Samuel Shepard Rogers, known by his stage name Sam Shepard, was born in Fort Sheridan, Illinois, on November 5, 1943.  His father was an army officer, and the family moved frequently during Shepard’s childhood. Sam worked in the stables at a horse ranch in Chino between 1958 and 1960.  His father’s alcoholism, the resulting chaos/instability in childhood and his experience working at a ranch pervade his plays. An example is Buried Child. Shepard graduated from high school in 1961 and took classes at Mount San Antonio Junior College for a year, where he set out to study agriculture[1].

The Bishop’s Company Repertory Players, a traveling theater group, made a stop in Shepard’s town. He joined and traveled with them for two years after which he moved to New York City and began writing a series of one-act plays. In 1964, his first two plays Cowboys and The Rock Garden were produced. In 1968, two years after writing his first produced play Shepard won three awards. Thus, his success as a playwright begun soon after he started writing.

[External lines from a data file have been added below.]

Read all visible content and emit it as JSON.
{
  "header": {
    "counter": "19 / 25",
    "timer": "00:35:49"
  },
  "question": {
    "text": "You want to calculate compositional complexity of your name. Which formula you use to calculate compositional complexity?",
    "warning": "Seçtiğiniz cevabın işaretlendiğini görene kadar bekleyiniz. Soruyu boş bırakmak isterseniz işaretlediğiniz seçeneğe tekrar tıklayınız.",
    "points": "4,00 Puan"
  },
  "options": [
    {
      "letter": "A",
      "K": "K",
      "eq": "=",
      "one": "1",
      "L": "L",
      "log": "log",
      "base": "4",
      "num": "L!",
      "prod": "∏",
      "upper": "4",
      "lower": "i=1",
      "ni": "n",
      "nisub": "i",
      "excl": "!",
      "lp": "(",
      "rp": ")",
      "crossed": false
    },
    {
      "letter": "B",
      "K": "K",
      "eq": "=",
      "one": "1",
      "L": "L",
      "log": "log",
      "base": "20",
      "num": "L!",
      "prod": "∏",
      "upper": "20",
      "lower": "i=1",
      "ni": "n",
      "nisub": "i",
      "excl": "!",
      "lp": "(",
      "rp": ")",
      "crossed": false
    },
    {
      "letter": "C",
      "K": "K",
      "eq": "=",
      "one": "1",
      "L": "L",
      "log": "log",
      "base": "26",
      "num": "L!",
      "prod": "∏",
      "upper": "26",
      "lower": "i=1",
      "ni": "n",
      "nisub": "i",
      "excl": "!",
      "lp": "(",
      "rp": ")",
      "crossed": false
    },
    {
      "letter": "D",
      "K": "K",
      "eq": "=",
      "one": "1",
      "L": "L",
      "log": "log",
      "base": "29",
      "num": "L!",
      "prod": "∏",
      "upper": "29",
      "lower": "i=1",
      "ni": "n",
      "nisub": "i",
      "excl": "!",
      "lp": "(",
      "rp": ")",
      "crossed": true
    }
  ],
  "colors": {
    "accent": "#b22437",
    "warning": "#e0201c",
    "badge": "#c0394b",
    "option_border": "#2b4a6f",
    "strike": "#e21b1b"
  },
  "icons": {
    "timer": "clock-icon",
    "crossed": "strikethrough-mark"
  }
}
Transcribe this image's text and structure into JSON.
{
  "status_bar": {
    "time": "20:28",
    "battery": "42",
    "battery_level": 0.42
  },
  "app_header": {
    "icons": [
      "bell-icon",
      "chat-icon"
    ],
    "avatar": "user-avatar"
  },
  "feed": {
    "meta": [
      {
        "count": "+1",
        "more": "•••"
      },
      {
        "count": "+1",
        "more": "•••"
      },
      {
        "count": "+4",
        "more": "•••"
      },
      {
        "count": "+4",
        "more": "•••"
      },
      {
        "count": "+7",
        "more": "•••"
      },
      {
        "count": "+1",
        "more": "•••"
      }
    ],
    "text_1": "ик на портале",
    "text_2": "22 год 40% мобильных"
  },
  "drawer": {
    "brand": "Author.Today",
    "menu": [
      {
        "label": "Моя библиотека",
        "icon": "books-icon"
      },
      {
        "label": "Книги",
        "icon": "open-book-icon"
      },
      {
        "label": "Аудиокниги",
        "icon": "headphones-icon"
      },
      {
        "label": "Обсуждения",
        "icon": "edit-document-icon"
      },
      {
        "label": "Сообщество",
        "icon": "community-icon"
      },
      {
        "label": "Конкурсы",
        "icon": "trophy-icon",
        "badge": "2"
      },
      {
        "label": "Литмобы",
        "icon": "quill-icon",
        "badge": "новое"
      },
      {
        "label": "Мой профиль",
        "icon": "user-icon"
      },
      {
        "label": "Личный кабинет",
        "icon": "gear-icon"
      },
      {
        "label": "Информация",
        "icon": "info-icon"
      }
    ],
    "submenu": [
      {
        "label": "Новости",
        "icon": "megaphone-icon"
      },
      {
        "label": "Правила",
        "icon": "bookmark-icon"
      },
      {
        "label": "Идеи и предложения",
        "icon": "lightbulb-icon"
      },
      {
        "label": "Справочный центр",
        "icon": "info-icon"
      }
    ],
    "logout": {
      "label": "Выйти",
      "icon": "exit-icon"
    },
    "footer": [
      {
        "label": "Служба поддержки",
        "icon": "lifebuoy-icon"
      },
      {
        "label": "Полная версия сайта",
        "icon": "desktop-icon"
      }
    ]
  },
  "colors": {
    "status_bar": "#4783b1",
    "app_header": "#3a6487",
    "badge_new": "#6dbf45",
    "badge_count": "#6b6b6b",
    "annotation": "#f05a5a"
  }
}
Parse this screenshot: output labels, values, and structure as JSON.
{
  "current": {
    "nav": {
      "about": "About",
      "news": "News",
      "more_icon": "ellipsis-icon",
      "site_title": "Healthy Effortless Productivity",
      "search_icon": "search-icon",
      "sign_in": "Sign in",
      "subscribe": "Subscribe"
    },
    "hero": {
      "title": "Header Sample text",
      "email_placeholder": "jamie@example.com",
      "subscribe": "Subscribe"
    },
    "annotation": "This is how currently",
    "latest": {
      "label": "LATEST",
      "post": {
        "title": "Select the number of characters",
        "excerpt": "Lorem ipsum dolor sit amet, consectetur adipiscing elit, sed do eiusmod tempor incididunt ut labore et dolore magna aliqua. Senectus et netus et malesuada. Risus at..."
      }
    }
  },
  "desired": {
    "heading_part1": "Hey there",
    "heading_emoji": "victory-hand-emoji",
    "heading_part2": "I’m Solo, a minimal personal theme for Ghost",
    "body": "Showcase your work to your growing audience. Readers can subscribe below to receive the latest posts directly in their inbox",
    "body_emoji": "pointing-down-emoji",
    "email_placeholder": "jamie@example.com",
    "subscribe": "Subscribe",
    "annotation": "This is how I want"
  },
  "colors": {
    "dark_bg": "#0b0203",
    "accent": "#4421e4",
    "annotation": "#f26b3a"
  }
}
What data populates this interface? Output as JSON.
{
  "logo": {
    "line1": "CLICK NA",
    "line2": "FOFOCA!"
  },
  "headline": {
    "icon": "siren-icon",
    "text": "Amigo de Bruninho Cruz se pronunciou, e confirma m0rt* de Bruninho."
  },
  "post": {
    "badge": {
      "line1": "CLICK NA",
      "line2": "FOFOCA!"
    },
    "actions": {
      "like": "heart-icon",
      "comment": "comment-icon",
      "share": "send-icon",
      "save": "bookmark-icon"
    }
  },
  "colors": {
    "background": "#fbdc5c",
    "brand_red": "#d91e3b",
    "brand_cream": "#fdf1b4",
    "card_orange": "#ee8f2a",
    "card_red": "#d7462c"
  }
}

Shepard married actress O-Lan Jones Dark in 1969 and his first son, Jesse Mojo, was born in 1970. He and his family moved to London in 1971 where they would stay till 1974. On his returned, he joined Bob Dylan’s Rolling Thunder Revue, a traveling band of musicians, and was asked to write a movie about the tour[2]. Shepard wrote a book about the experience instead, 1977’s The Rolling Thunder Logbook.

 At age 73, Sam Shepard died on July 27, 2017 due to complications of amyotrophic lateral sclerosis, which is also known as Lou Gehrig’s disease.[1]

 

[1]Shewey, D. (1997). Sam Shepard. New York: Da Capo Press.

[2]Crank, J. (2013). Understanding Sam Shepard. Columbia: South Carolina University Press.